Interview Marco Bellocchio | L'ENLÈVEMENT (RAPITO)
Un drame fort d'un garçon juif forcé de se convertir au catholicisme. Inspiré de l'histoire vraie d'Edgardo Mortara.
L’ENLÈVEMENT (RAPITO) | Synopsis
En 1858, dans le quartier juif de Bologne, les soldats du Pape font irruption chez la famille Mortara. Sur ordre du cardinal, ils sont venus prendre Edgardo, leur fils de sept ans. L’enfant aurait été baptisé en secret par sa nourrice étant bébé et la loi pontificale est indiscutable : il doit recevoir une éducation catholique. Les parents d’Edgardo, bouleversés, vont tout faire pour récupérer leur fils. Soutenus par l’opinion publique de l’Italie libérale et la communauté juive internationale, le combat des Mortara prend vite une dimension politique. Mais l’Église et le Pape refusent de rendre l’enfant, pour asseoir un pouvoir de plus en plus vacillant…
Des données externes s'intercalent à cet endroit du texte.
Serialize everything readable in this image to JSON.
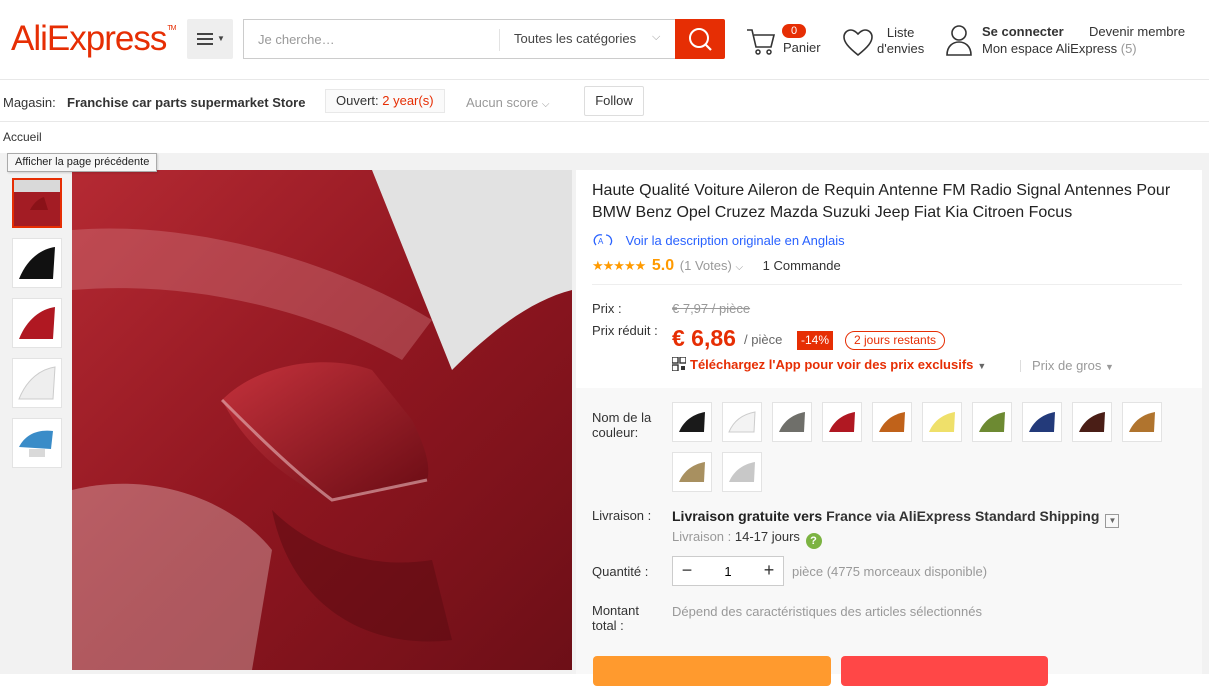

Marco Bellocchio | Le réalisateur
Marco Bellocchio (né en 1939 à Piacenza, Italie) a remporté la Voile d’argent dès son premier film, AVEC LE POING DANS LA POCHE, au Festival du film de Locarno en 1965. Depuis, il a reçu de nombreux prix et distinctions internationaux, dont le Lion d’or (2011) pour l’ensemble de sa carrière au Festival international du film de Venise. L’ensemble de son œuvre cinématographique a été projeté sur grand écran dans le cadre d’innombrables rétrospectives à travers le monde – notamment en 2014 au MoMA de New York, où les cinquante ans de création artistique de Bellocchio ont été célébrés, au 43e Festival international du film de La Rochelle et en 2018 par le British Film Institute de Londres. En 2019, IL TRADITORE – LE TRAÎTRE a fait sa première mondiale en compétition à Cannes. En 2021, Bellocchio a présenté son documentaire MARX CAN WAIT hors compétition en compétition à Cannes et a reçu la Palme d’or d’honneur la même année. En 2022, il revient à Cannes pour la première de la série télévisée ET DEPUIS LA NUIT, où il présente l’année suivante L’ENLÈVEMENT (RAPITO) en compétition au Festival.
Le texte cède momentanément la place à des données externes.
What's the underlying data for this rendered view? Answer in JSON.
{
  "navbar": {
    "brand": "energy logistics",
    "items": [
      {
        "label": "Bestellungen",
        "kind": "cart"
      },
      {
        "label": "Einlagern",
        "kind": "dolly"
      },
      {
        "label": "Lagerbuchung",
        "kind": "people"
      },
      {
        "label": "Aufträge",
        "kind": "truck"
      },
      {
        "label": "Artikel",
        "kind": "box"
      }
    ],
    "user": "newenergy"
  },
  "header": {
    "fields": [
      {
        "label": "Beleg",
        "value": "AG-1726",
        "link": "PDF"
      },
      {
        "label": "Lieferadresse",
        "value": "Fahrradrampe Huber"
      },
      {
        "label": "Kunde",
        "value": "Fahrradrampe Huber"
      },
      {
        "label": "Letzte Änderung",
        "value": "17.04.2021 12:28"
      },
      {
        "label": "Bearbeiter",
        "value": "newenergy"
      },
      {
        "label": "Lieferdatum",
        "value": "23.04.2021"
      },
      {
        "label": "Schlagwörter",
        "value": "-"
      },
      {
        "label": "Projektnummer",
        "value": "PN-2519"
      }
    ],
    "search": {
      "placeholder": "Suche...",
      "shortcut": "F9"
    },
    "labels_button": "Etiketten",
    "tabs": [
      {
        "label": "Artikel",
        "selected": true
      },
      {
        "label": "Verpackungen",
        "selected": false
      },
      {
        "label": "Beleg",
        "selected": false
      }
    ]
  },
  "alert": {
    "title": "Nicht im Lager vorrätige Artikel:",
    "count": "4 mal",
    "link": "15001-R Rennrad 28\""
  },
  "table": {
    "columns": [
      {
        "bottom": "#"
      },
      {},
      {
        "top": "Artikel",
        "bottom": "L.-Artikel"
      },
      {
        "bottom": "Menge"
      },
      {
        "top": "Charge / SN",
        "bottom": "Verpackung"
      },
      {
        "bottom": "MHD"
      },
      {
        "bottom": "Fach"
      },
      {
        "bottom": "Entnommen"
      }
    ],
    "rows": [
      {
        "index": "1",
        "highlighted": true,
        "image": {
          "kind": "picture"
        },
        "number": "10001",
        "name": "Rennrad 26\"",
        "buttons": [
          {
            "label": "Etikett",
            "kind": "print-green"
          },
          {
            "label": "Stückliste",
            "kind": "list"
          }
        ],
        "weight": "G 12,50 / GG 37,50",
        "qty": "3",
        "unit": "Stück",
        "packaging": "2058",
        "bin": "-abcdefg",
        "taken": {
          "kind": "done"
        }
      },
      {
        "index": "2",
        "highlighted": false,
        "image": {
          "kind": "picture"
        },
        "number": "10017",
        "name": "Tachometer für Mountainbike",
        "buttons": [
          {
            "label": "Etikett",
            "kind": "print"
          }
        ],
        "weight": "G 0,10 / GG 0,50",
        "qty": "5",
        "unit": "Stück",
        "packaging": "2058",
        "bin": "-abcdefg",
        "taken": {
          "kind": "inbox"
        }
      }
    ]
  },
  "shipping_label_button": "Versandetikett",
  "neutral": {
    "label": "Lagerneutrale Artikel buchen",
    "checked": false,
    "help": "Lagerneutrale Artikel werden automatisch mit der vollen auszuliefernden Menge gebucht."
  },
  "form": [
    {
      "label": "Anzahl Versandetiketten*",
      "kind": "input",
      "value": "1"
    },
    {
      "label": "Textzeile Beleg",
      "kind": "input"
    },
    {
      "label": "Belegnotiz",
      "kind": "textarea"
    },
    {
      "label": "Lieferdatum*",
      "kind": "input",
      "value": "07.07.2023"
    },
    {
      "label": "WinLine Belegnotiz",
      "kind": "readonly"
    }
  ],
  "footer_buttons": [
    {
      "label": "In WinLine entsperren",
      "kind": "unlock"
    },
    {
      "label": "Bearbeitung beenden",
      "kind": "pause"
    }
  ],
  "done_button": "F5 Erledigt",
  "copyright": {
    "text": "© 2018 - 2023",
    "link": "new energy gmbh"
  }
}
Entretien avec Marco Bellocchio
Comment avez-vous pris connaissance du cas d’Edgardo Mortara ?
Par hasard, parce que j’ai lu un livre qui racontait cette histoire. Un bébé juif était tombé malade et avait été baptisé en secret par une domestique catholique. Six ans plus tard, la fillette en a parlé à un inquisiteur. En 1858, il y avait encore l’Inquisition romaine à Bologne, car Bologne faisait partie des États pontificaux. L’Inquisition, c’est-à-dire le pape, a alors décidé d’enlever le garçon et de l’emmener à Rome dans une maison de catéchumènes afin d’en faire un chrétien. L’histoire m’a fortement fasciné et profondément ému, et j’ai compris que le sujet se prêtait à une adaptation cinématographique. Aucune pensée politique n’a précédé cette démarche, aucun désir de condamner l’Église d’une quelconque manière. Mais le film montre clairement que l’Église a fait preuve de violence envers l’enfant, qu’il s’agissait d’un véritable enlèvement.
Lors de la première mondiale de votre film à Cannes, vous avez déclaré : “Je n’ai pas fait un film qui s’oppose au pape ou qui le condamne”.
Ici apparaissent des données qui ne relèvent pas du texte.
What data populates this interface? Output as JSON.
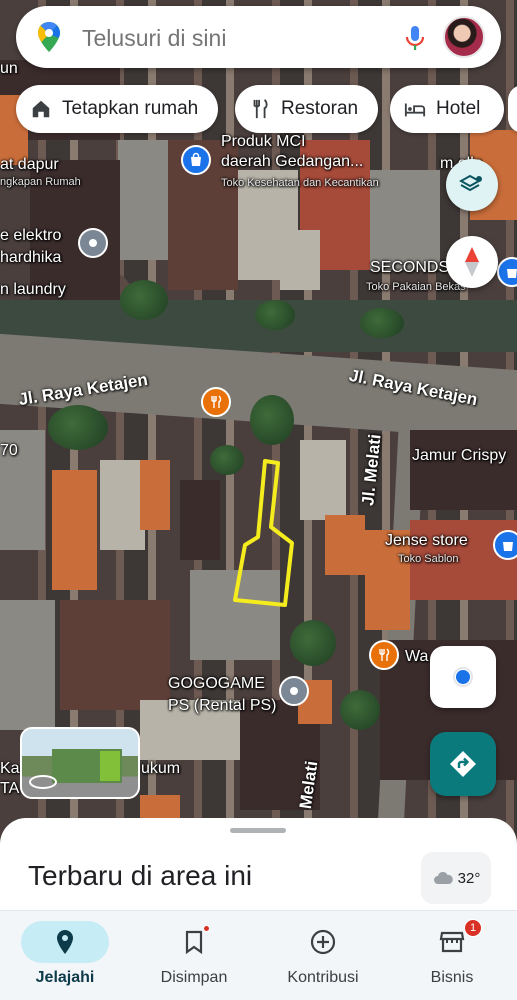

Je n’ai pas fait ce film pour critiquer qui que ce soit, mais parce que je voulais raconter l’histoire. Si quelqu’un voit le film, il peut s’ensuivre une critique ou une polémique. Mais c’était la deuxième étape, ce n’était pas mon but. Je ne voulais pas attaquer l’Eglise ou le pape avec ce film. En fait, l’Église catholique a accueilli ce film avec une grande tolérance.
Quelles recherches historiques avez-vous effectuées avec Susanna Nicchiarelli avant d’écrire ensemble le scénario?
La méthode habituelle de recherche historique : nous avons lu de nombreux livres. En premier lieu, “Le cas Mortara” de Daniele Scalise, qui raconte l’histoire d’Edgardo. Un autre livre important sur le sujet était “L’enlèvement d’Edgardo Mortara” de David Kertzer, mais j’ai également lu d’autres récits d’auteurs juifs sur cette affaire. Nous avons également utilisé certains épisodes de l’autobiographie de Mortara, par exemple la rencontre avec sa mère ou le moment où il ose presque essayer de faire tomber le pape, se punit ensuite lui-même et lèche le sol. Il assume lui-même la responsabilité de ce qui s’est passé dans sa vie et ne l’attribue jamais au pape. Au contraire, Mortara a toujours défendu le pape et souligné son humanité, sa générosité et sa grandeur d’âme. Il considérait presque le pape comme un deuxième père. Lorsque Mortara a été ordonné prêtre, il s’est effectivement fait appeler Pie Edgardo, il a repris le nom du pape Pie IX. En outre, nous avons bien sûr fait des recherches sur place. Nous sommes allés à Bologne et à Rome, et nous avons interviewé un certain nombre d’historiens juifs et non juifs sur cette affaire.
Y a-t-il eu une collaboration avec la communauté juive pendant l’écriture du scénario ?
Oui, nous avons par exemple eu une longue discussion avec Elèna Mortara, l’arrière-petite-nièce de Mortara. Nous avons également parlé de l’affaire et des baptêmes forcés, relativement fréquents à l’époque, avec d’autres membres de la communauté juive. Comme nous n’avions pas de collaborateurs juifs dans l’équipe, des conseillers juifs étaient en permanence sur le plateau pendant le tournage et nous ont aidés à représenter le plus correctement possible les coutumes, les rituels et les prières. En fait, ils ont également apprécié dans le film final l’exactitude historique que nous avons pu établir grâce à eux.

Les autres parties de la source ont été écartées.